Ses paupières s’ouvrirent peu à peu, découvrant le nouveau décor avec appréhension.

— T’en a mis du temps pour me trouver, souffla l’entité occupant son corps. Maintenant, on peut faire qu’un.

— Qu’un ? répéta Élodie, confuse.

— Oui, sourit l’entité d’une manière affreuse. Comment ont-ils pris nos souvenirs ?

— Rachid…

Élodie se tenait au sommet d’une montagne. Un gobelin lui faisait face arborant les mêmes traits qu’elle-même. Et tout autour d’elles, une brume épaisse dessinait des images vives.

— Je me suis fait une joie de lui retirer ce qui fait de lui « un homme », rit son interlocutrice.

— Nous sommes la même personne ? hésita Élodie.

— Seulement si tu le désires. Nous n’avons qu’un corps.

— Et deux esprits… alors pourquoi faire qu’un ?

— Ne veux-tu pas cesser de ressentir un manque ? Un vide qui te pourrit la vie ?

— Je ne sais pas ce que je veux, avoua l’adolescente. Tu n’es pas moi.

— Non, c’est vrai.

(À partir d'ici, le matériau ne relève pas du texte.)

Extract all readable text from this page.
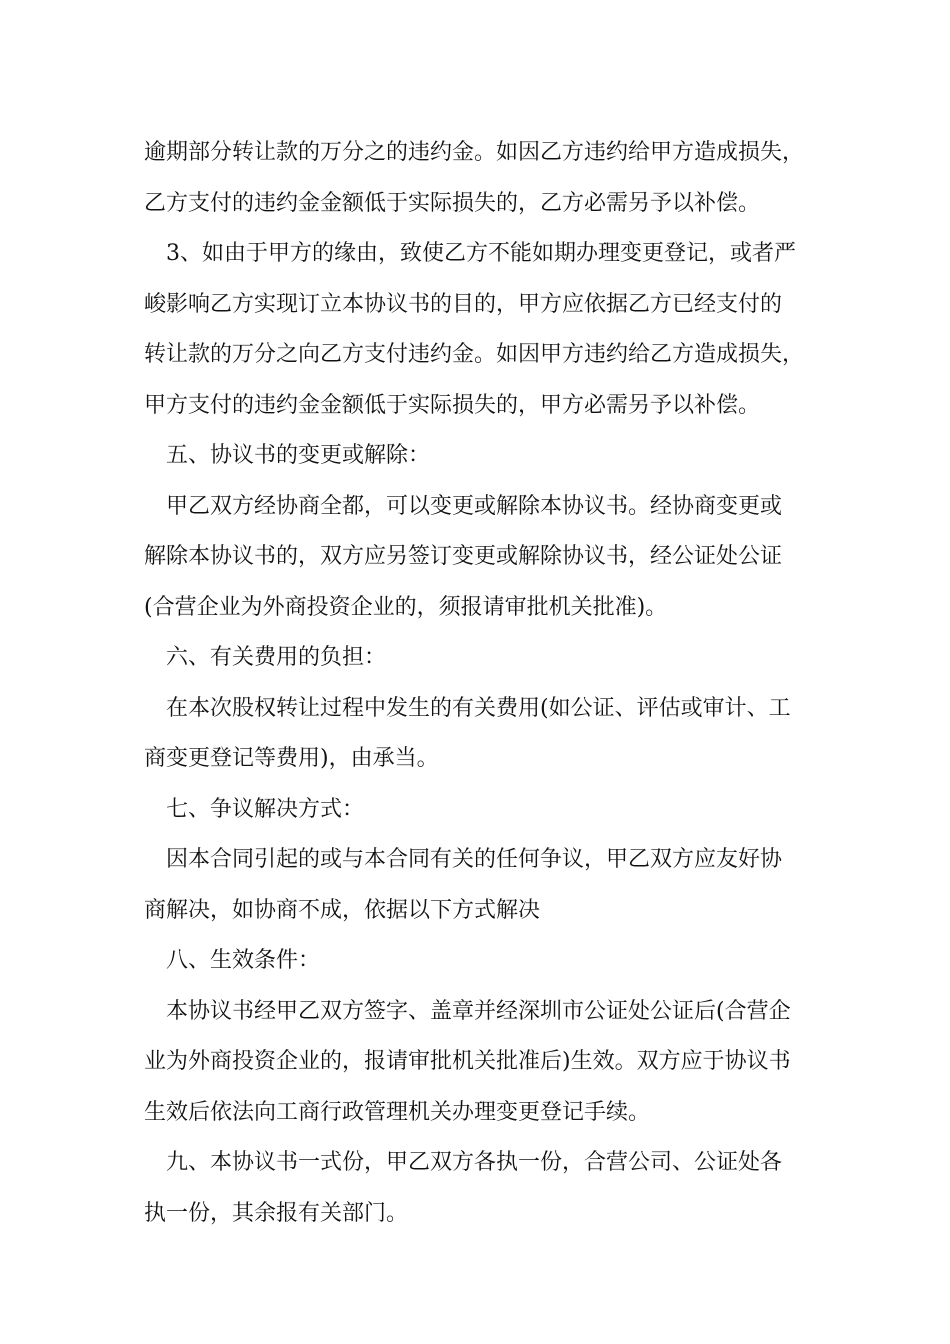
逾期部分转让款的万分之的违约金。如因乙方违约给甲方造成损失，
乙方支付的违约金金额低于实际损失的，乙方必需另予以补偿。
3、如由于甲方的缘由，致使乙方不能如期办理变更登记，或者严
峻影响乙方实现订立本协议书的目的，甲方应依据乙方已经支付的
转让款的万分之向乙方支付违约金。如因甲方违约给乙方造成损失，
甲方支付的违约金金额低于实际损失的，甲方必需另予以补偿。
五、协议书的变更或解除：
甲乙双方经协商全都，可以变更或解除本协议书。经协商变更或
解除本协议书的，双方应另签订变更或解除协议书，经公证处公证
(合营企业为外商投资企业的，须报请审批机关批准)。
六、有关费用的负担：
在本次股权转让过程中发生的有关费用(如公证、评估或审计、工
商变更登记等费用)，由承当。
七、争议解决方式：
因本合同引起的或与本合同有关的任何争议，甲乙双方应友好协
商解决，如协商不成，依据以下方式解决
八、生效条件：
本协议书经甲乙双方签字、盖章并经深圳市公证处公证后(合营企
业为外商投资企业的，报请审批机关批准后)生效。双方应于协议书
生效后依法向工商行政管理机关办理变更登记手续。
九、本协议书一式份，甲乙双方各执一份，合营公司、公证处各
执一份，其余报有关部门。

Mais j’ai toujours été avec toi.

— Nous aurions pu être libres si Rachid ne t’avait pas enfermé.

— Oui, confirma l’entité. Nous pouvons être deux mais ne faire qu’un. Partager un corps et devenir une meilleure version de nous-mêmes.

— Soyons libres alors, décida Élodie au bout de quelques longues minutes.

— Que le sang coule, ricana l’autre en attirant la jeune fille dans une étreinte chaleureuse.

— Soyons un seul et même individu.

— Que notre âme chante.

Toute la brume se dissipa, emportant avec elle le gobelin et son rire sinistre. Élodie se sentit s’élever dans les airs reprenant les rênes de son corps.